Фабий задумчиво включил пикт-передачу из скрытых под апотекариумом генетических хранилищ, ища утешения в труде. Внутри находились семнадцать тысяч четыреста пятьдесят шесть канистр с прогеноидами, чистейшими образцами геносемени из возможных, и они были идеальным образом защищены от энтропийной скверны Ока. Геносемя принадлежало Третьему легиону — тому, каким он был до погружения в бездну гедонизма.

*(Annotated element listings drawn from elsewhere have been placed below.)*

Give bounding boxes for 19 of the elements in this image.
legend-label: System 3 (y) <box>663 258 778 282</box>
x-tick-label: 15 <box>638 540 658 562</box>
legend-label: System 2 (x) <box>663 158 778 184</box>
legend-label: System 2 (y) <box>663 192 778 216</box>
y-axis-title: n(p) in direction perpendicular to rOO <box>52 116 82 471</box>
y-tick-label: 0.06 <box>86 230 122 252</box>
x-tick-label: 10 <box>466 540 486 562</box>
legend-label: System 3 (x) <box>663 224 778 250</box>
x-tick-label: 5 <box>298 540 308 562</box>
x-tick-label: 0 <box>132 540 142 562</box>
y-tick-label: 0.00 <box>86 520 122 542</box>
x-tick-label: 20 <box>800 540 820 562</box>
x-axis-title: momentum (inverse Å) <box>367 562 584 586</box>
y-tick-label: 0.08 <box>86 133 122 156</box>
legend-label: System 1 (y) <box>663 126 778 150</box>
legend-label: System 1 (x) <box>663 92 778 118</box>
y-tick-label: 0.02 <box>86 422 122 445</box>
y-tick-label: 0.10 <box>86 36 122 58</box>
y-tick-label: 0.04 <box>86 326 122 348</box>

Драгоценный клад будет разделен и рассеян по его станциям и кладкам за пределами Ока, дабы уменьшить риск уничтожения. С ним отправится и новое поколение клонов, которые смогут созреть в безопасности.
— Безопасность — не твой удел, отец. Не важно, в какое тело ты вселишься и в какой реальности из тех, что ведомы людям и демонам.
Едва по залу разнесся голос, как Фабий подхватил Пытку и огляделся. Ничто не предвещало ее появления, хотя Саккара и вырезал гексаграмматические обереги на фундаменте лабораториума. Впрочем, она всегда была умным ребенком.
— Мелюзина? — позвал он. — Это ты, дитя мое? Покажись, чтобы я мог тебя видеть.
Он услышал тихий стук копыт по каменному полу. Пробирочники падали на колени, затягивая песнь пронзительными голосами. Фабий хотел было приказать им прекратить, но не стал. Не смог. Язык будто замер во рту. Потяжелел. Воздух внезапно стал тягучим и душным, он услышал тихие ноты незнакомой мелодии.
— Дочка, я не в настроении для игр. Покажись или убирайся.
— Вот же, я, отец. Приди. Увидь.
Фабий обернулся, но не увидел ничего, кроме образцов психокости. Он тихо и раздраженно заворчал.
— Где ты? Дитя, это совсем не забавно.
— Отец, я уже давно не была ребенком. С тех пор как пришла в сад и станцевала среди серебряных трав. С тех пор как встретила нашего прародителя, моего и твоего, и он показал путь, по которому мне следует идти.